Their works alternate along the long wall of the gallery with two sculptural hair pieces on view behind a pedestal display case and one six-foot funnel projecting from a corner and floating above the floor as you walk in. At a distance the whole show is subdued, almost mute, but on closer inspection things start to happen.
Thea Gregorius (perforations)
Although the work did not give me goosebumps, Gregorius’ circles and semi-circles have the look of goosebumps that rise out of a sheet of heavyweight cold press paper. The sheets range in size from two feet square and a smaller diptych all on cold press art paper with a deckle edge on all four sides. ‘Halo Relief’ is a 22” x 22” circular onslaught who’s geometric patterning gives it an economy of structure. As tedium goes, Gregorius’ works are defined by pin-pricking paper from a pattern diagrammed on the reverse of the sheets.
What’s created by these intersecting circles and arcs are symmetrical patterns at once resembling a decorative colorless Moroccan motif and at once a systematic study of bisecting circles with a common radius.
Can we consider these works embossings because of their braille-like effect, or sculptural because, like origami, there is a linear manipulation of paper. Or are they drawings where pinning comprises the line? Gregorius’ creations are considered ‘works on paper’ for their combined complex geometric patterning built with the point of a pin.
Jayoung Yoon (knots)
In Victorian hair-art the locks of departed loved ones were crafted to resemble an intricate wreath lavishly looped with rosettes and other floral elements. Because of the high mortality rate these objects were primarily used to memorialize the loss of a child.
The strength and resilience of hair as art carried on the strong ties felt for the lost loved one.
Although not terribly well lit, the Cortland County Historical Society has an ornate hair wreath behind glass in their museum.
Jayoung Yoon has fabulous hair.

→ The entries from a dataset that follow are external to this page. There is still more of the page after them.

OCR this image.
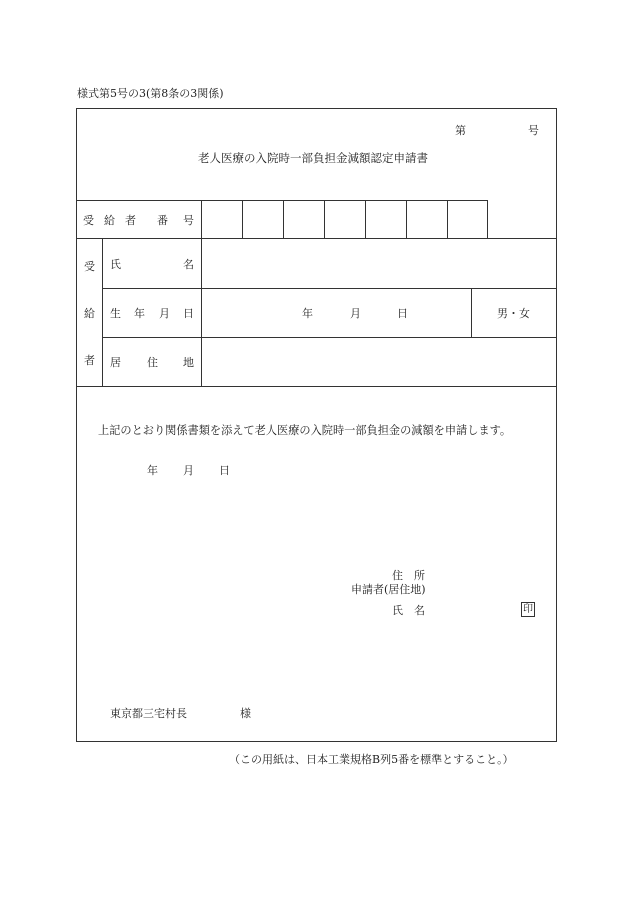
様式第5号の3(第8条の3関係)
第	号
老人医療の入院時一部負担金減額認定申請書
受 給 者 番 号
受
給
者
氏	名
生 年 月 日	年	月	日	男・女
居 住 地
上記のとおり関係書類を添えて老人医療の入院時一部負担金の減額を申請します。
年 月 日
住　所
申請者(居住地)
氏　名	印
東京都三宅村長	様
（この用紙は、日本工業規格B列5番を標準とすること。）
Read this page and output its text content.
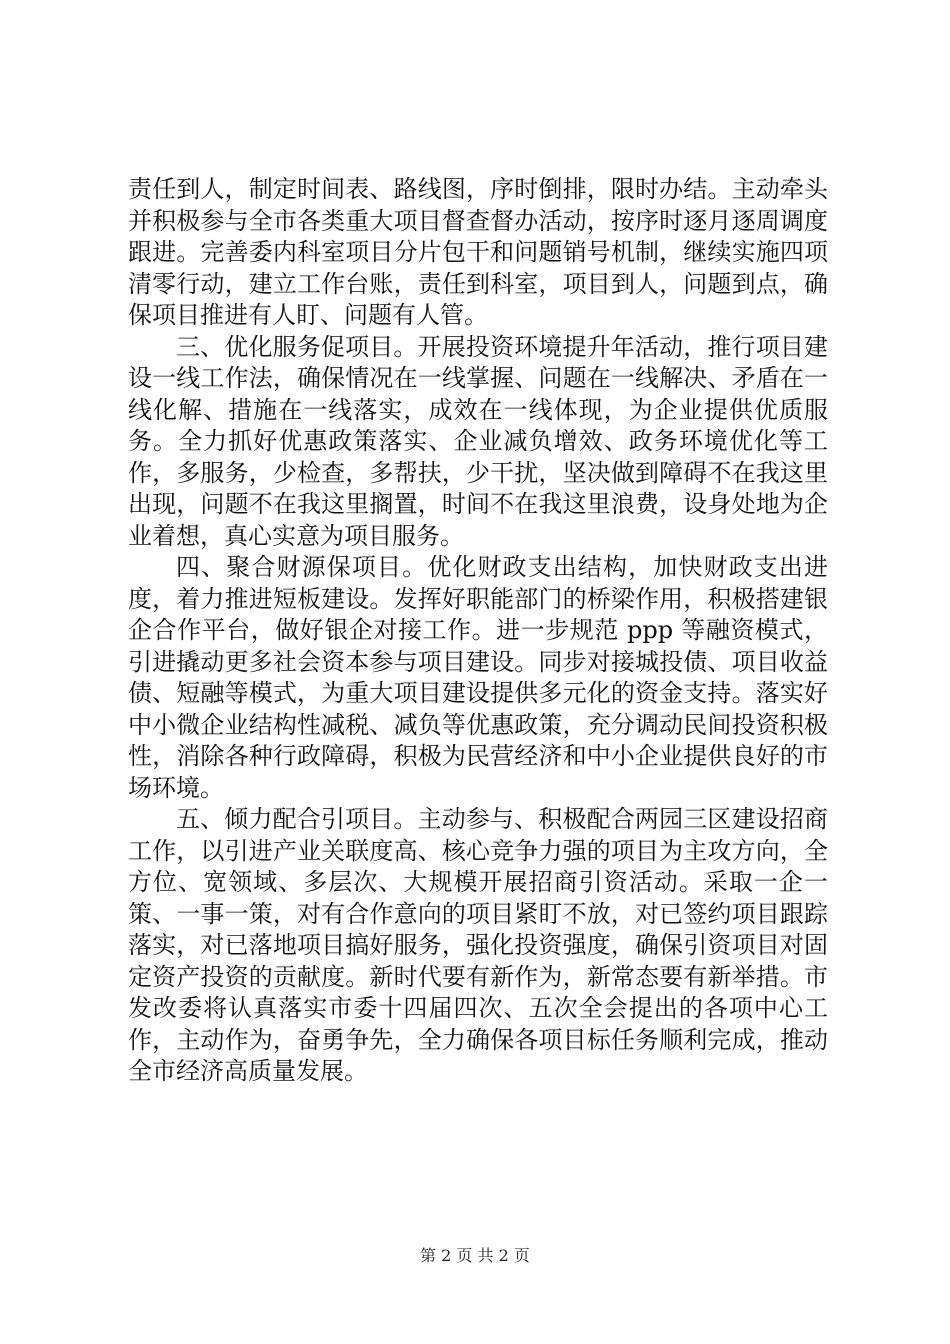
责任到人，制定时间表、路线图，序时倒排，限时办结。主动牵头并积极参与全市各类重大项目督查督办活动，按序时逐月逐周调度跟进。完善委内科室项目分片包干和问题销号机制，继续实施四项清零行动，建立工作台账，责任到科室，项目到人，问题到点，确保项目推进有人盯、问题有人管。

三、优化服务促项目。开展投资环境提升年活动，推行项目建设一线工作法，确保情况在一线掌握、问题在一线解决、矛盾在一线化解、措施在一线落实，成效在一线体现，为企业提供优质服务。全力抓好优惠政策落实、企业减负增效、政务环境优化等工作，多服务，少检查，多帮扶，少干扰，坚决做到障碍不在我这里出现，问题不在我这里搁置，时间不在我这里浪费，设身处地为企业着想，真心实意为项目服务。

四、聚合财源保项目。优化财政支出结构，加快财政支出进度，着力推进短板建设。发挥好职能部门的桥梁作用，积极搭建银企合作平台，做好银企对接工作。进一步规范 ppp 等融资模式，引进撬动更多社会资本参与项目建设。同步对接城投债、项目收益债、短融等模式，为重大项目建设提供多元化的资金支持。落实好中小微企业结构性减税、减负等优惠政策，充分调动民间投资积极性，消除各种行政障碍，积极为民营经济和中小企业提供良好的市场环境。

五、倾力配合引项目。主动参与、积极配合两园三区建设招商工作，以引进产业关联度高、核心竞争力强的项目为主攻方向，全方位、宽领域、多层次、大规模开展招商引资活动。采取一企一策、一事一策，对有合作意向的项目紧盯不放，对已签约项目跟踪落实，对已落地项目搞好服务，强化投资强度，确保引资项目对固定资产投资的贡献度。新时代要有新作为，新常态要有新举措。市发改委将认真落实市委十四届四次、五次全会提出的各项中心工作，主动作为，奋勇争先，全力确保各项目标任务顺利完成，推动全市经济高质量发展。

第 2 页 共 2 页
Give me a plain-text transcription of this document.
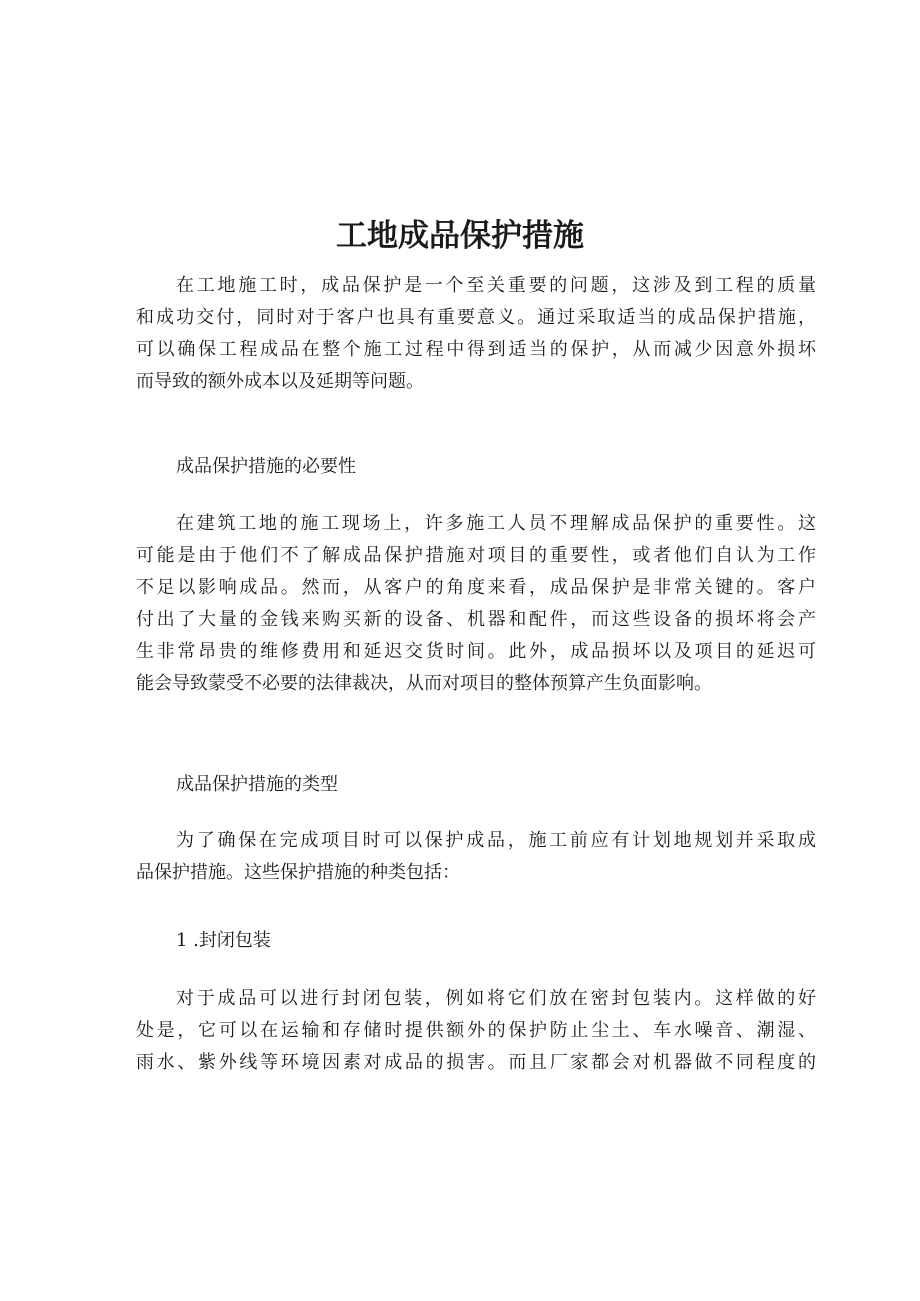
工地成品保护措施
在工地施工时，成品保护是一个至关重要的问题，这涉及到工程的质量
和成功交付，同时对于客户也具有重要意义。通过采取适当的成品保护措施，
可以确保工程成品在整个施工过程中得到适当的保护，从而减少因意外损坏
而导致的额外成本以及延期等问题。
成品保护措施的必要性
在建筑工地的施工现场上，许多施工人员不理解成品保护的重要性。这
可能是由于他们不了解成品保护措施对项目的重要性，或者他们自认为工作
不足以影响成品。然而，从客户的角度来看，成品保护是非常关键的。客户
付出了大量的金钱来购买新的设备、机器和配件，而这些设备的损坏将会产
生非常昂贵的维修费用和延迟交货时间。此外，成品损坏以及项目的延迟可
能会导致蒙受不必要的法律裁决，从而对项目的整体预算产生负面影响。
成品保护措施的类型
为了确保在完成项目时可以保护成品，施工前应有计划地规划并采取成
品保护措施。这些保护措施的种类包括：
1 .封闭包装
对于成品可以进行封闭包装，例如将它们放在密封包装内。这样做的好
处是，它可以在运输和存储时提供额外的保护防止尘土、车水噪音、潮湿、
雨水、紫外线等环境因素对成品的损害。而且厂家都会对机器做不同程度的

Like Samson her strength is in her hair but more so off her head.
A lot can be said for using one’s hair as a sculptural element, but to create that sculpture predominantly out of hair which is strung and knotted into a net-like structure takes surgical patience and skill.
Keratin is extremely strong – about half the strength of steel. But a single strand of hair is very small – about 0.025 mm (0.001 in) to 0.076 mm (0.003 in) in diameter.Tensile Testing Human Hair
In ‘Sensing Thought’ Yoon’s knotted network of hair acts as an elemental lattice-work suspending a good-sized thorn with jellyfish-like tentacles trailing off at the base.

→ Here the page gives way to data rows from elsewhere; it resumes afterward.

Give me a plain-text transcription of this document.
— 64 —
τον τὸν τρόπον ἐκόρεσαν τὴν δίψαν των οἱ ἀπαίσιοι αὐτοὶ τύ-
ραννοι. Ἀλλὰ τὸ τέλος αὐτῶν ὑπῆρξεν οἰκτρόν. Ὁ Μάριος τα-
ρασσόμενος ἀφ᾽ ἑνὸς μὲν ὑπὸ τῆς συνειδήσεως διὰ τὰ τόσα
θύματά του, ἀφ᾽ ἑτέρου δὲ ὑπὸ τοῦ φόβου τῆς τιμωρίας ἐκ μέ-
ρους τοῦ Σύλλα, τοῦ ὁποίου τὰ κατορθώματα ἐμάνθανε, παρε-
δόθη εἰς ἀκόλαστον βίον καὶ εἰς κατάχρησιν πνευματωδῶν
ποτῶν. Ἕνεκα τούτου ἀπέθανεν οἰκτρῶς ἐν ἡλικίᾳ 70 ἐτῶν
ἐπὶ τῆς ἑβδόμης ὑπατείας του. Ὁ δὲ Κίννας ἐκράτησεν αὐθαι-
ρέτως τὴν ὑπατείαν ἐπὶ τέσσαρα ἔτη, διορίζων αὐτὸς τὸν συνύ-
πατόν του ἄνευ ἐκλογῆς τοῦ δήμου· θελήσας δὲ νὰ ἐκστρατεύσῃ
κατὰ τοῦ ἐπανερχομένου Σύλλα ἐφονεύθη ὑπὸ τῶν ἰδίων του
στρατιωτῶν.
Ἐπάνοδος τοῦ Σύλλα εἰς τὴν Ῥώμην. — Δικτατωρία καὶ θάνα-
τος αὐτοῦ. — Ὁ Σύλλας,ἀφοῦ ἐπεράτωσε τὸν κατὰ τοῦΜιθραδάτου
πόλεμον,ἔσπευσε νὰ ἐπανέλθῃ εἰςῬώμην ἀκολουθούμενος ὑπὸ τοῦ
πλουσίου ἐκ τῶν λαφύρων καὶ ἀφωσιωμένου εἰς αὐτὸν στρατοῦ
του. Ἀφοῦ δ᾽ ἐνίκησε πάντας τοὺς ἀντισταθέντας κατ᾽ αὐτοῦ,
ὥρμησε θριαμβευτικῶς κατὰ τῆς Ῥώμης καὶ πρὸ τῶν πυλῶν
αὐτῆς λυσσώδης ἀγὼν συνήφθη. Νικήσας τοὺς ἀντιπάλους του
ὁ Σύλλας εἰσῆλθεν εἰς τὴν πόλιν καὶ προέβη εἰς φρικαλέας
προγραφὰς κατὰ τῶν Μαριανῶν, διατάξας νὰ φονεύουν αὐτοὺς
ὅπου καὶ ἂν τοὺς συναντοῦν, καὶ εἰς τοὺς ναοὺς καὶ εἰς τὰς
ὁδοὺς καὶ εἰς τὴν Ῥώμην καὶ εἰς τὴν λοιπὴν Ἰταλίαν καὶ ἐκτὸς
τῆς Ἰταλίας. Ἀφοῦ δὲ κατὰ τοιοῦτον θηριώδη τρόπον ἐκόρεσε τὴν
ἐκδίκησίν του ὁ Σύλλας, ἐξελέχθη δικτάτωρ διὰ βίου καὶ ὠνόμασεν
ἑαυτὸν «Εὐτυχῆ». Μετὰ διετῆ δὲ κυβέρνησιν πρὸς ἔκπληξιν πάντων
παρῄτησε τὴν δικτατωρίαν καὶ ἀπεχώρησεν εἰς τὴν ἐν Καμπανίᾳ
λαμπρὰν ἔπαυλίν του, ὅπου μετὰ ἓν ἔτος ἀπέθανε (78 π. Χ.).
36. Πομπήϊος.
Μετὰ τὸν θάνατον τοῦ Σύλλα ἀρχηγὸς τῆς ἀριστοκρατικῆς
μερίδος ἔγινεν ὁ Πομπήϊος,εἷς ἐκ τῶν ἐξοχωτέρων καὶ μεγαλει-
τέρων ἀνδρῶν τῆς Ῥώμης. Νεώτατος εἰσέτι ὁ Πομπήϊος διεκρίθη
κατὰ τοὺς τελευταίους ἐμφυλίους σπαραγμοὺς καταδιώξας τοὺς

Her works currently on view at Corners Gallery are all vessels that hold. Her lattice-work holds a thorn, her bowl holds milkweed fluff and her funnel holds a column of vibrating air. All have a wispy fragility about them but look closely and the thick black hair is knotted into points of strength.
Paula Overbay (Dots)
Overbay’s ‘Wind Machine’ has acrylic dots on a dappled ultramarine background, looking like a spiral galaxy born out of nebulous gas clouds. The groupings of dots break out in sprays and bulges then are compelled to orbit back by some celestial gravitation or electromagnetic force.

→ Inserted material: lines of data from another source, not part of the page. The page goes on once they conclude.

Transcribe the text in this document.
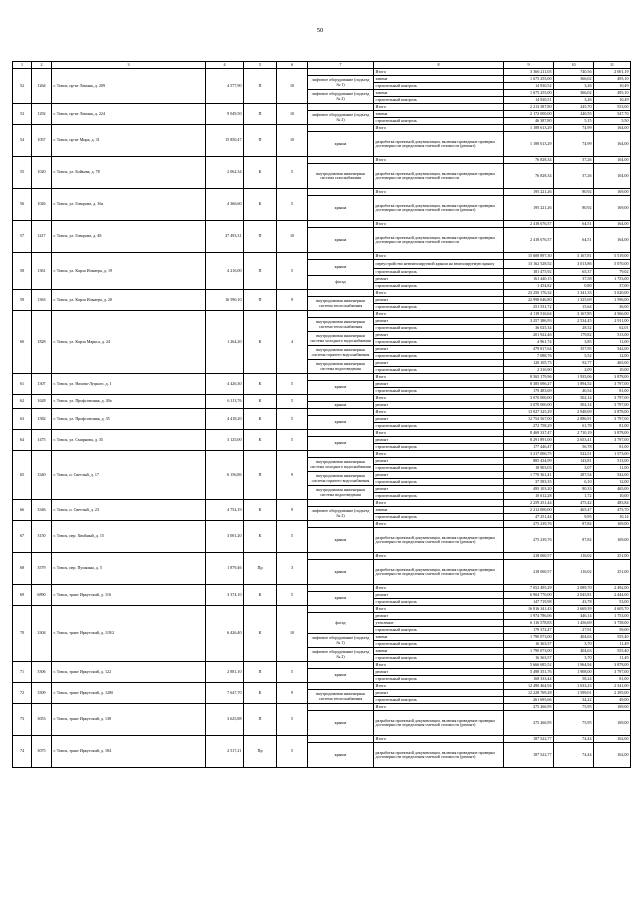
50
1	2	3	4	5	6	7	8	9	10	11
52	1264	г. Томск, пр-кт Ленина, д. 209	4 577,90	П	10		Итого	3 366 211,05	740,56	2 001,19
						лифтовое оборудование (подъезд № 1)	замена	1 675 255,00	366,02	495,10
							строительный контроль	14 930,52	3,26	10,49
						лифтовое оборудование (подъезд № 2)	замена	1 675 255,00	366,02	495,10
							строительный контроль	14 920,51	3,26	10,49
53	1292	г. Томск, пр-кт Ленина, д. 224	9 049,50	П	10		Итого	2 213 387,80	245,70	553,00
						лифтовое оборудование (подъезд № 2)	замена	2 172 000,00	240,55	547,70
							строительный контроль	46 387,80	5,15	5,50
54	1057	г. Томск, пр-кт Мира, д. 31	15 850,47	П	10		Итого	1 188 613,29	74,99	164,00
						крыша	разработка проектной документации, включая проведение проверки достоверности определения сметной стоимости (ремонт)	1 188 613,29	74,99	164,00
55	1020	г. Томск, ул. Бойкова, д. 78	2 062,34	К	5		Итого	76 828,34	37,26	104,00
						внутридомовая инженерная система газоснабжения	разработка проектной документации, включая проведение проверки достоверности определения сметной стоимости	76 828,34	37,26	104,00
56	1026	г. Томск, ул. Говорова, д. 36а	4 366,60	К	5		Итого	195 221,26	80,92	169,00
						крыша	разработка проектной документации, включая проведение проверки достоверности определения сметной стоимости (ремонт)	195 221,26	80,92	169,00
57	1417	г. Томск, ул. Говорова, д. 48	37 493,31	П	10		Итого	2 418 676,57	64,51	164,00
						крыша	разработка проектной документации, включая проведение проверки достоверности определения сметной стоимости	2 418 676,57	64,51	164,00
58	1361	г. Томск, ул. Карла Ильмера, д. 19	4 216,00	П	5		Итого	15 608 897,30	3 167,81	5 519,00
						крыша	переустройство невентилируемой крыши на вентилируемую крышу	13 162 528,52	3 013,86	5 070,00
							строительный контроль	181 475,92	65,37	79,02
						фасад	ремонт	161 440,15	37,58	1 753,00
							строительный контроль	1 454,82	0,80	37,00
59	1363	г. Томск, ул. Карла Ильмера, д. 20	16 590,10	П	9		Итого	23 250 176,32	1 341,33	3 620,00
						внутридомовая инженерная система теплоснабжения	ремонт	22 998 646,80	1 325,69	1 596,00
							строительный контроль	251 531,72	15,64	36,00
60	1828	г. Томск, ул. Карла Маркса, д. 24	1 264,20	К	4		Итого	4 119 516,64	3 167,85	4 566,00
						внутридомовая инженерная система теплоснабжения	ремонт	3 257 386,93	2 534,45	2 911,00
							строительный контроль	36 025,34	28,52	62,01
						внутридомовая инженерная система холодного водоснабжения	ремонт	201 922,46	179,82	513,00
							строительный контроль	4 961,74	3,85	11,00
						внутридомовая инженерная система горячего водоснабжения	ремонт	479 817,64	357,95	542,00
							строительный контроль	7 088,76	5,52	12,00
						внутридомовая инженерная система водоотведения	ремонт	120 105,75	92,77	465,00
							строительный контроль	2 316,90	2,09	10,00
61	1307	г. Томск, ул. Нахова-Луцкого, д. 1	4 426,30	К	5		Итого	8 565 179,96	1 935,06	3 878,00
						крыша	ремонт	8 385 696,27	1 894,52	3 797,00
							строительный контроль	179 483,69	40,54	81,00
62	1628	г. Томск, ул. Профсоюзная, д. 30а	6 113,76	К	5		Итого	3 070 000,00	502,14	3 797,00
						крыша	ремонт	3 070 000,00	502,14	3 797,00
63	1582	г. Томск, ул. Профсоюзная, д. 35	4 418,20	К	5		Итого	13 027 325,29	2 948,69	3 878,00
						крыша	ремонт	12 754 567,00	2 886,91	3 797,00
							строительный контроль	272 758,29	61,78	81,00
64	1475	г. Томск, ул. Смирнова, д. 35	3 125,00	К	5		Итого	8 469 337,47	2 710,19	3 878,00
						крыша	ремонт	8 291 891,00	2 653,41	3 797,00
							строительный контроль	177 446,47	56,78	81,00
65	3340	г. Томск, п. Светлый, д. 17	6 156,86	П	9		Итого	3 217 006,75	522,51	1 573,00
						внутридомовая инженерная система холодного водоснабжения	ремонт	885 434,99	143,81	513,00
							строительный контроль	18 903,03	3,07	11,00
						внутридомовая инженерная система горячего водоснабжения	ремонт	1 770 361,41	287,54	542,00
							строительный контроль	37 583,35	6,10	12,00
						внутридомовая инженерная система водоотведения	ремонт	495 103,20	80,33	465,00
							строительный контроль	10 612,28	1,72	10,00
66	3346	г. Томск, п. Светлый, д. 23	4 752,19	К	9		Итого	2 259 251,44	475,42	483,84
						лифтовое оборудование (подъезд № 2)	замена	2 212 000,00	465,47	475,70
							строительный контроль	47 251,44	9,95	10,14
67	3150	г. Томск, пер. Хвойный, д. 15	3 001,20	К	5		Итого	275 239,76	87,82	169,00
						крыша	разработка проектной документации, включая проведение проверки достоверности определения сметной стоимости (ремонт)	275 239,76	87,82	169,00
68	3579	г. Томск, пер. Пушкина, д. 5	1 879,46	Пр	3		Итого	218 060,57	116,02	251,00
						крыша	разработка проектной документации, включая проведение проверки достоверности определения сметной стоимости (ремонт)	218 060,57	116,02	251,00
69	6890	г. Томск, тракт Иркутский, д. 116	3 374,10	К	5		Итого	7 052 495,29	2 089,70	2 492,00
						крыша	ремонт	6 904 770,00	2 045,81	2 444,00
							строительный контроль	147 719,98	43,78	53,00
70	3304	г. Томск, тракт Иркутский, д. 118/2	6 426,40	К	10		Итого	16 816 341,43	2 669,39	4 605,70
						фасад	ремонт	1 974 786,06	446,14	1 753,00
							утепление	6 116 578,83	1 456,69	3 758,00
							строительный контроль	179 372,47	27,91	59,00
						лифтовое оборудование (подъезд № 1)	замена	1 790 073,00	404,63	555,40
							строительный контроль	16 363,57	3,70	11,49
						лифтовое оборудование (подъезд № 2)	замена	1 790 073,00	404,63	555,40
							строительный контроль	16 363,57	3,70	11,49
71	3306	г. Томск, тракт Иркутский, д. 122	2 881,10	П	5		Итого	5 666 685,52	1 964,94	3 878,00
						крыша	ремонт	5 498 351,76	1 908,00	3 797,00
							строительный контроль	168 333,44	58,24	81,00
72	3309	г. Томск, тракт Иркутский, д. 128б	7 647,70	К	9		Итого	12 490 464,94	1 633,23	2 341,00
						внутридомовая инженерная система теплоснабжения	ремонт	12 228 769,28	1 599,01	2 295,00
							строительный контроль	261 695,66	34,22	49,00
73	3053	г. Томск, тракт Иркутский, д. 138	3 625,88	П	5		Итого	275 266,95	75,95	169,00
						крыша	разработка проектной документации, включая проведение проверки достоверности определения сметной стоимости (ремонт)	275 266,95	75,95	169,00
74	3075	г. Томск, тракт Иркутский, д. 184	2 517,21	Пр	5		Итого	187 522,77	74,44	162,00
						крыша	разработка проектной документации, включая проведение проверки достоверности определения сметной стоимости (ремонт)	187 522,77	74,44	162,00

The dots also have the look of markers with an accompaniment of cyan, magenta and yellow on the black paper. CMYK is at play in Overbay’s dotted universe that has the look of 3-d mapping. Think simply of a three-dimensional relief created by an 80’s toy called a pinscreen (this link is next level rickrolling) that maps the topography of what’s placed into a bed of sliding pins.
“Yellow Dot #2” is a s study of fluid dynamics. This work has an analytical look of visualized data points rendered in three-dimensions. The dots seem to be informed by some underlying energy be, a phantom entity or just good old fear and desire — a scatter plot whose proof of fleeting existence is recorded by disparate dots. The collection of dots is gestural, not in the way of action painting, but that their formation has a mysterious flow growing and migrating and spraying apart perhaps influenced solely by good old fear and desire.
On your drive home navigate your way through the intricate intersections at Corners Community Shopping Center to find Corners Gallery and three artists with a keen eye, a steady hand and the ability to take a tedious task and make a unified piece of art. All that is needed is perfections, knots and dots.